Thursday, February 20, 2014

Asking about the thesis: 5 rules, 4 analogies and a self-aware thesis

Before I started writing my thesis, I made a twitter account for it. I recently downloaded the archive of its tweets to my excessive amusement. I forgot at one point it tweeted in frustration:

@JodiesThesis: Also, if you don't want people to ask about me, STOP TALKING ABOUT ME!!!

I am now one of those people who can ask a PhD student (or Masters student) about their thesis without currently working on a thesis myself. Now that I'm on the other side though, the taboo on asking doesn't seem as obvious as when I was inside. 


This Golden Era* PhD Comic says it all really
*Golden Era = before my thesis


A friend just messaged me that she shared my post on "Rules for talking with a thesis writer" to a group of friends recently after explaining that asking about the thesis was not helpful. She was glad to wake the next day to messages of loving support.

So I thought I'd reflect on how I successfully ask about the thesis now that I am not bound by concurrent suffering.


1. I ask when I'm available to listen at length
I ask when I'm catching up for coffee, not when I'm chatting on facebook. I ask when I haven't seen them for a while, not when I see them every week.

Marathon runners
...uh, where are the women? That's not supposed to be part of the metaphor

Consider the analogy of the PhD as a marathon. You may have certain checkpoints where you assess how you're going, whether you're ahead or behind your goal time, whether you need to speed up in the next leg, or pace yourself for the end. You don't want to be asked every 100m how it's going. And that's what it can end up with thesis writers - maybe you don't ask every day, but somebody does. And it gets tedious.

2. I ask when I can encourage without dismissing
I tell them they can do it, but I don't deny their fears. I don't broadly sweep it under a generalised opinion that they're smart so therefore they must be able to do it. There are very smart people who have not finished PhDs. An important part of the thesis is managing the stress, guilt, and pressure, not just sitting down and writing endlessly. As I drew at one point, it feels more like battling a dragon than typing.

At the same time I keep an eye out for Impostor Syndrome. Then I ENCOURAGE WITH CAPSLOCK SO THEY HAVE TO BELIEVE ME!
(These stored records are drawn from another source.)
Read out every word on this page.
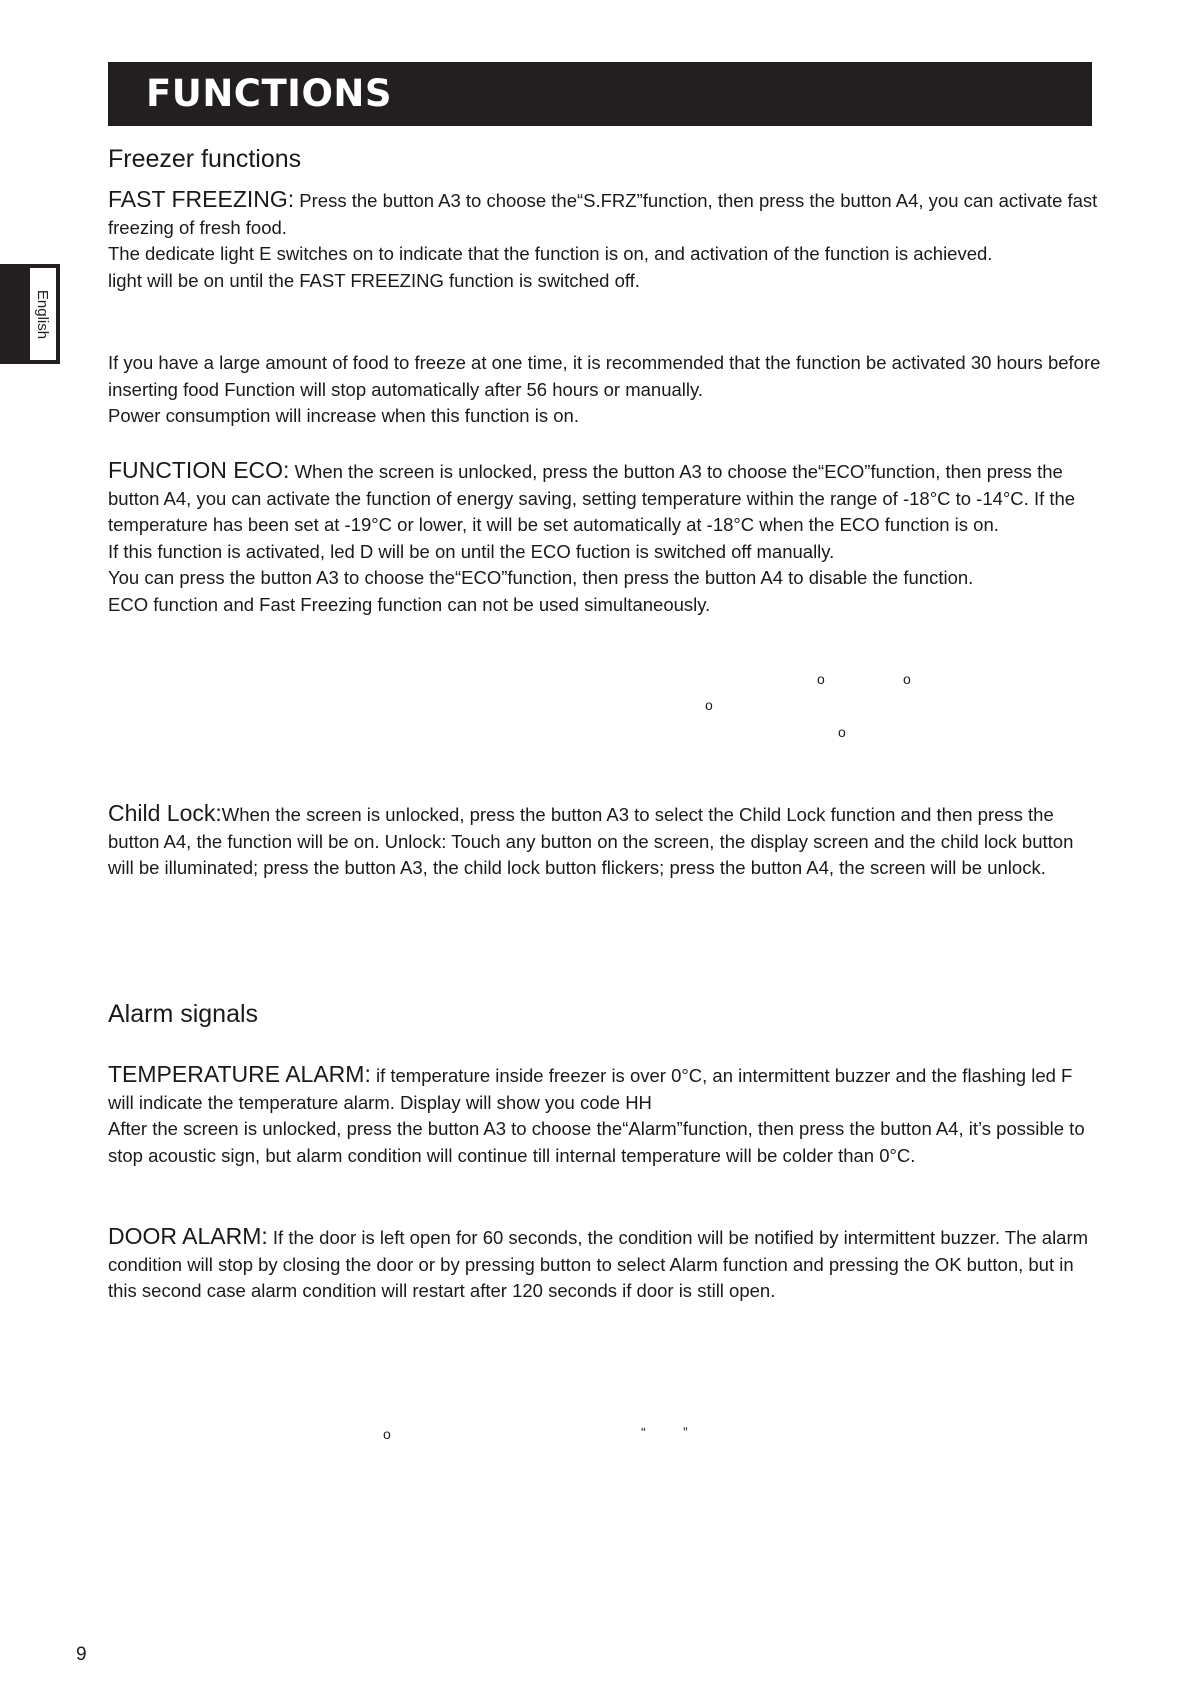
FUNCTIONS
English
Freezer functions

FAST FREEZING: Press the button A3 to choose the“S.FRZ”function, then press the button A4, you can activate fast freezing of fresh food.
The dedicate light E switches on to indicate that the function is on, and activation of the function is achieved.
light will be on until the FAST FREEZING function is switched off.

If you have a large amount of food to freeze at one time, it is recommended that the function be activated 30 hours before inserting food Function will stop automatically after 56 hours or manually.
Power consumption will increase when this function is on.

FUNCTION ECO: When the screen is unlocked, press the button A3 to choose the“ECO”function, then press the button A4, you can activate the function of energy saving, setting temperature within the range of -18°C to -14°C. If the temperature has been set at -19°C or lower, it will be set automatically at -18°C when the ECO function is on.
If this function is activated, led D will be on until the ECO fuction is switched off manually.
You can press the button A3 to choose the“ECO”function, then press the button A4 to disable the function.
ECO function and Fast Freezing function can not be used simultaneously.

o	o
o
o

Child Lock:When the screen is unlocked, press the button A3 to select the Child Lock function and then press the button A4, the function will be on. Unlock: Touch any button on the screen, the display screen and the child lock button will be illuminated; press the button A3, the child lock button flickers; press the button A4, the screen will be unlock.

Alarm signals

TEMPERATURE ALARM: if temperature inside freezer is over 0°C, an intermittent buzzer and the flashing led F will indicate the temperature alarm. Display will show you code HH
After the screen is unlocked, press the button A3 to choose the“Alarm”function, then press the button A4, it’s possible to stop acoustic sign, but alarm condition will continue till internal temperature will be colder than 0°C.

DOOR ALARM: If the door is left open for 60 seconds, the condition will be notified by intermittent buzzer. The alarm condition will stop by closing the door or by pressing button to select Alarm function and pressing the OK button, but in this second case alarm condition will restart after 120 seconds if door is still open.

o	“	”
9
3. I ask after we've talked about other things
The PhD does start to consume you completely and I know in the last month or two before I submitted, I didn't have room in my head to think about other things. My friend and I would be having coffee, talking about other things then zone out and suddenly burst out with an argument we could use in our thesis. We'd nod agreement to each other without really understanding more than vaguely then resume discussing coffee, or annoying people, or the weather, or all the things that will be better once we take over the university.
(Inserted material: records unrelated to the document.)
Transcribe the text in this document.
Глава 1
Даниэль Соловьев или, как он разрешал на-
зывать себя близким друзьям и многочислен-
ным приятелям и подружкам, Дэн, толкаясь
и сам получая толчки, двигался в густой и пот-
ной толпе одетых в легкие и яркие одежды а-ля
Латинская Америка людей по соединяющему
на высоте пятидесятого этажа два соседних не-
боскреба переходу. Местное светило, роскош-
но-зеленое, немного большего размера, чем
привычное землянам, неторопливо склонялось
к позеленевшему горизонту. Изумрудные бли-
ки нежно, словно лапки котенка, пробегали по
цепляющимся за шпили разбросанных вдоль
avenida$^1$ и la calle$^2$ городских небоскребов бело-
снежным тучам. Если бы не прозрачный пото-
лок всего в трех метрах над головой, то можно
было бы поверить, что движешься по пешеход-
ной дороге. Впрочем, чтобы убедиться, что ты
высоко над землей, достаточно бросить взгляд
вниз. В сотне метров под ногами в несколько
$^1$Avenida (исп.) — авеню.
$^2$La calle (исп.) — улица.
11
However here I think the useful analogy is not PhD as a full-time job, but PhD candidate like a stay-at-home parent.

Stay-at-home thesis-writing mum!
Image courtesy of Lean In / Getty Images collaboration to provide non-stereotyped stock photos of women

While they love their child (the thesis), they spend 24 hours a day thinking about it. They have their sympathetic parents group (PG study group/supervision panel/shut up and write crew) to talk to at length about it. And when they go out for coffee with someone from outside that world, it's really really nice to talk about something else for a while. Chances are they'll inevitably draw the conversation back to their Pride And Joy, but that's their choice. 

4. I know when not to ask
I don't ask if I know they're approaching an important deadline. I'll spend a whole hour talking about everything but the thesis - I'll ask about work, the family, the house, anything, because I know they don't need me guilt-tripping them into work.

The white rabbit is the thesis-writer's equivalent of an elephant in the room,
if the elephant was screaming "You're late! You're late! For a very important date!"


5. I ask because I've been there
The exception to the "Don't ask about the thesis" rule is that you can ask if you have first hand experience of writing a thesis.

I don't know exactly why. It's just a fundamental Truth.

However, between you and me, I think that if you take into account everything I've said, you can get away with asking.